Dimanche soir, à Thizy-les-Bourgs, petite commune d’environ 6.000 habitants à l’ouest du Rhône, les urnes ont parlé sans détour. Rémi Berthoux, 29 ans, collaborateur parlementaire du député RN Jonathan Géry, a remporté la municipale au second tour avec 46,36% des suffrages. Sa liste, sans étiquette officielle, avait été classée « union d’extrême droite » par la préfecture. Un basculement net, et surtout inédit dans le département: jamais une équipe rangée à la droite nationaliste n’y avait conquis une mairie.
Un signal politique dans le Beaujolais
Un signal politique dans le Beaujolais Face à lui, le maire sortant divers gauche Ludovic Cherpin s’arrête à 38,10%. L’ancien édile divers droite Martin Sotton, troisième homme de ce second tour, recueille 15,54% et traîne encore l’ombre d’une condamnation en 2023, à une peine de prison avec sursis, pour avoir incité des mineurs hébergés dans un foyer pour enfants en difficulté à consommer de l’alcool. Sur le terrain, l’équation était simple: une triangulaire, un sortant fragilisé et une droite rassemblée qui a su capter l’air du temps local. Berthoux l’a résumé à sa manière sur BFM Lyon: « On a prouvé que l’union des droites fonctionne localement ».

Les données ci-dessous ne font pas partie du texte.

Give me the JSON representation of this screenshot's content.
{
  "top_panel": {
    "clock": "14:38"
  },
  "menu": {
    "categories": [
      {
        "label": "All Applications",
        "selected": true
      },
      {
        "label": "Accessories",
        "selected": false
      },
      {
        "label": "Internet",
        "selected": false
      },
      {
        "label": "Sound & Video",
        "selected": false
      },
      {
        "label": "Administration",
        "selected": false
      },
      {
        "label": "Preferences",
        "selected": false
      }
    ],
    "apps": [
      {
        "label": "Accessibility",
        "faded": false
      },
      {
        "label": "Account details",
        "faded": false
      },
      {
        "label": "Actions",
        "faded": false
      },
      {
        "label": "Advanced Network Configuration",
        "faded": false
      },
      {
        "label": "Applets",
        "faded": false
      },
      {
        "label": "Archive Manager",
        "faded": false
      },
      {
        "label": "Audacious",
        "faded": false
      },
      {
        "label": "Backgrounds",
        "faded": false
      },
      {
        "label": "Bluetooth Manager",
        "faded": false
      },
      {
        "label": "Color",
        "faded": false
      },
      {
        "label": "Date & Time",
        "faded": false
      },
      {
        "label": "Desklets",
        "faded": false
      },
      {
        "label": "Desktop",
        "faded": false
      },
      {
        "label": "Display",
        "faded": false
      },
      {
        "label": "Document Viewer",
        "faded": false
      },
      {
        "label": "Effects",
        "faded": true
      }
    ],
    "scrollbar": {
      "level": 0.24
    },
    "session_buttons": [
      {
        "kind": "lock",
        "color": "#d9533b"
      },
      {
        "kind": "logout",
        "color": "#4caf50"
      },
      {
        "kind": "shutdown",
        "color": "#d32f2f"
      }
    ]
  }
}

Thizy-les-Bourgs n’est pas une terre tombée du ciel, c’est une commune avec une mémoire politique, longtemps marquée par Michel Mercier, centriste et ancien garde des Sceaux, maire de 1977 à 2001 puis de 2013 à 2017. Mais la géographie électorale a changé, et pas qu’un peu: au second tour de la présidentielle 2022, Marine Le Pen y avait obtenu 51,17%. Cette victoire municipale donne donc un visage, un bureau et des clés de mairie à une dynamique jusque-là cantonnée aux scores. Reste maintenant le moment le plus ingrat, et le plus observé: gouverner au quotidien, tenir la promesse d’efficacité locale et assumer, sans faux-semblants, le message envoyé par ce coin du Rhône.